You realise that the point is not the end, but the whole journey that’s now passed. It’s about the people you met, and the moments you shared, and that time you dragged yourself to the top of the hill because even when your body wasn’t on your side, your mind was.

I spent 33 days walking 500 miles solo. I don’t know what it was about me that got me through the relentless rain or the loneliness, but the truth is, I never really felt alone. I had God.

We hadn’t been on close terms for a while, and The Camino brought me back to him. We spoke every day, for hours on end, and when times got tough, he backed me up. It wasn’t always easy. He wasn’t always very fair, and we fell out sometimes. But he was there—my only job was to trust in Him.

Thinking about the people I met on the way, I wonder if the snoring man’s steps got any lighter as he thought about his daughter; I wonder if Julius made a friend, and if Michael, the first pilgrim I met who gave me the three laws, ever really existed.

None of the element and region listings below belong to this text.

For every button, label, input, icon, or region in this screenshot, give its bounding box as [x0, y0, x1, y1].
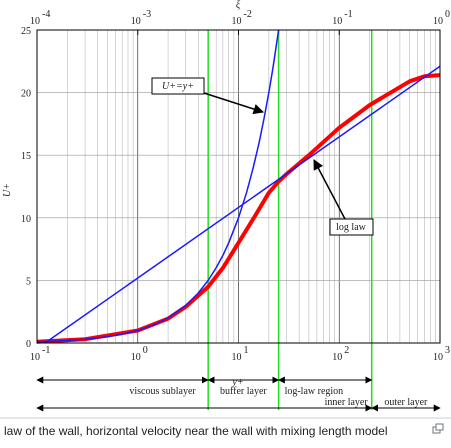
annotation-arrow: [203, 92, 264, 115]
x-tick-label: 10: [30, 352, 40, 363]
y-tick-label: 5: [26, 276, 31, 287]
x2-tick-label: 10: [232, 16, 242, 27]
enlarge-icon[interactable]: [432, 423, 444, 434]
region-label: viscous sublayer: [129, 386, 196, 397]
x-tick-power: 3: [445, 345, 450, 356]
region-label: inner layer: [325, 397, 369, 408]
x-tick-power: 1: [244, 345, 249, 356]
annotation: U+=y+: [162, 81, 194, 92]
x-tick-label: 10: [433, 352, 443, 363]
regions: viscous sublayer buffer layer log-law regi…: [36, 376, 441, 412]
x2-tick-label: 10: [131, 16, 141, 27]
y-tick-label: 20: [21, 89, 31, 100]
x-tick-power: -1: [42, 345, 50, 356]
x2-tick-power: -2: [244, 9, 252, 20]
x2-tick-power: -3: [143, 9, 151, 20]
annotation-box: [151, 77, 205, 95]
caption: law of the wall, horizontal velocity nea…: [4, 424, 388, 438]
x2-tick-label: 10: [332, 16, 342, 27]
x-tick-label: 10: [232, 352, 242, 363]
y-label: U+: [2, 183, 13, 197]
region-label: log-law region: [285, 386, 344, 397]
region-label: outer layer: [384, 397, 428, 408]
x-tick-label: 10: [131, 352, 141, 363]
region-label: buffer layer: [220, 386, 267, 397]
plot-frame: [36, 29, 441, 344]
series-line: [36, 29, 280, 343]
y-tick-label: 10: [21, 214, 31, 225]
x-tick-power: 2: [344, 345, 349, 356]
x-tick-label: 10: [332, 352, 342, 363]
x2-tick-label: 10: [30, 16, 40, 27]
series-line: [44, 65, 441, 344]
x2-tick-power: 0: [445, 9, 450, 20]
annotation: log law: [336, 222, 366, 233]
annotation-arrow: [313, 159, 346, 220]
annotation-box: [329, 218, 374, 236]
x2-tick-power: -4: [42, 9, 50, 20]
x2-tick-power: -1: [344, 9, 352, 20]
y-tick-label: 0: [26, 339, 31, 350]
x2-tick-label: 10: [433, 16, 443, 27]
x2-label: ξ: [236, 0, 241, 11]
x-tick-power: 0: [143, 345, 148, 356]
y-tick-label: 15: [21, 151, 31, 162]
y-tick-label: 25: [21, 26, 31, 37]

I don’t think that The Camino is about finding yourself or becoming someone. I think it’s about stripping back all pretences and ego-driven fluff and letting your true self be who it was always meant to be. Go back to your five-year old spirit who cartwheeled on the beach, cycled with no handlebars and waltzed on the streets. Don’t overthink who you are or what you want to do. It’s quite simple really. All you have to do is put one foot in front of the other.